Iran’s nuclear energy chief, Fereydoun Abbasi-Davani, declared Friday that the country will continue uranium enrichment for energy, though most outsiders suspect it will be used for nuclear weapons.
Even more troubling, this news comes directly after President Obama’s declaration in Germany that he wants further reductions in the U.S. nuclear weapons arsenal. He hopes that he is setting an example others will follow.
To re-embark on the “road to zero,” President Obama wants another nuclear reduction treaty with Russia—on the heels of the New START treaty from his first term in office. But as Heritage Distinguished Fellow Kim Holmes explains in a recent op-ed, “Russian President Vladimir Putin doesn’t believe in the ‘road to zero.’ He finds it a fantasy that would undermine Russia’s strategic power.”

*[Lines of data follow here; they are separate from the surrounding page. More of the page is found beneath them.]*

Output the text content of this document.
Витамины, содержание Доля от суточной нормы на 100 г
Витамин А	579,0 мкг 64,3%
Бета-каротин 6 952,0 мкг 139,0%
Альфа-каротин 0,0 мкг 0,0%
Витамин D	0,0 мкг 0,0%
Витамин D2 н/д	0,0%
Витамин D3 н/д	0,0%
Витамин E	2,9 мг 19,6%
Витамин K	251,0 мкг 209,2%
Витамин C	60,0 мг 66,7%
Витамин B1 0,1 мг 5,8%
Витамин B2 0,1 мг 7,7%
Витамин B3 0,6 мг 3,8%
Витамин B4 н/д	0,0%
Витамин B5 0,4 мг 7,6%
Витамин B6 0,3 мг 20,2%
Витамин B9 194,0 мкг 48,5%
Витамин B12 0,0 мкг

Obama’s attempts to reach the “road to zero” are misguided. For one thing, Congress remembers the short end of the deal they got in New START and likely will not want a repeat. For another, Russia is not interested in any deal that reduces its nuclear capability at all. Finally, Russia’s arsenal is not the primary nuclear threat the U.S. should be worried about.
Since the reductions to the U.S. nuclear arsenal from New START were announced in 2010, North Korea has repeatedly threatened to fire missiles at South Korea and the U.S. and has conducted nuclear tests that prove it has the capability to deliver on that threat. In Iran, though new President Hassan Rowhani expressed interest in direct talks with the U.S. over its nuclear program, Iran is in fact close to “critical capability,” according to The Economist. This is “the point at which it could make a dash to produce enough weapons-grade uranium for one or more bombs before…Western intelligence agencies would even know it had done so.” Clearly, none of President Obama’s previous cuts to the nuclear arsenal has convinced those who wish the U.S. harm to do the same.
More nuclear weapons reductions on America’s part will not suddenly change the aspirations of America’s enemies for nuclear weapons. As Ronald Reagan advised, “Experience has taught us that preparedness deters aggression and that weakness invites it.” The only game changer in a proliferating world is, and will continue to be, a strong U.S. nuclear deterrent.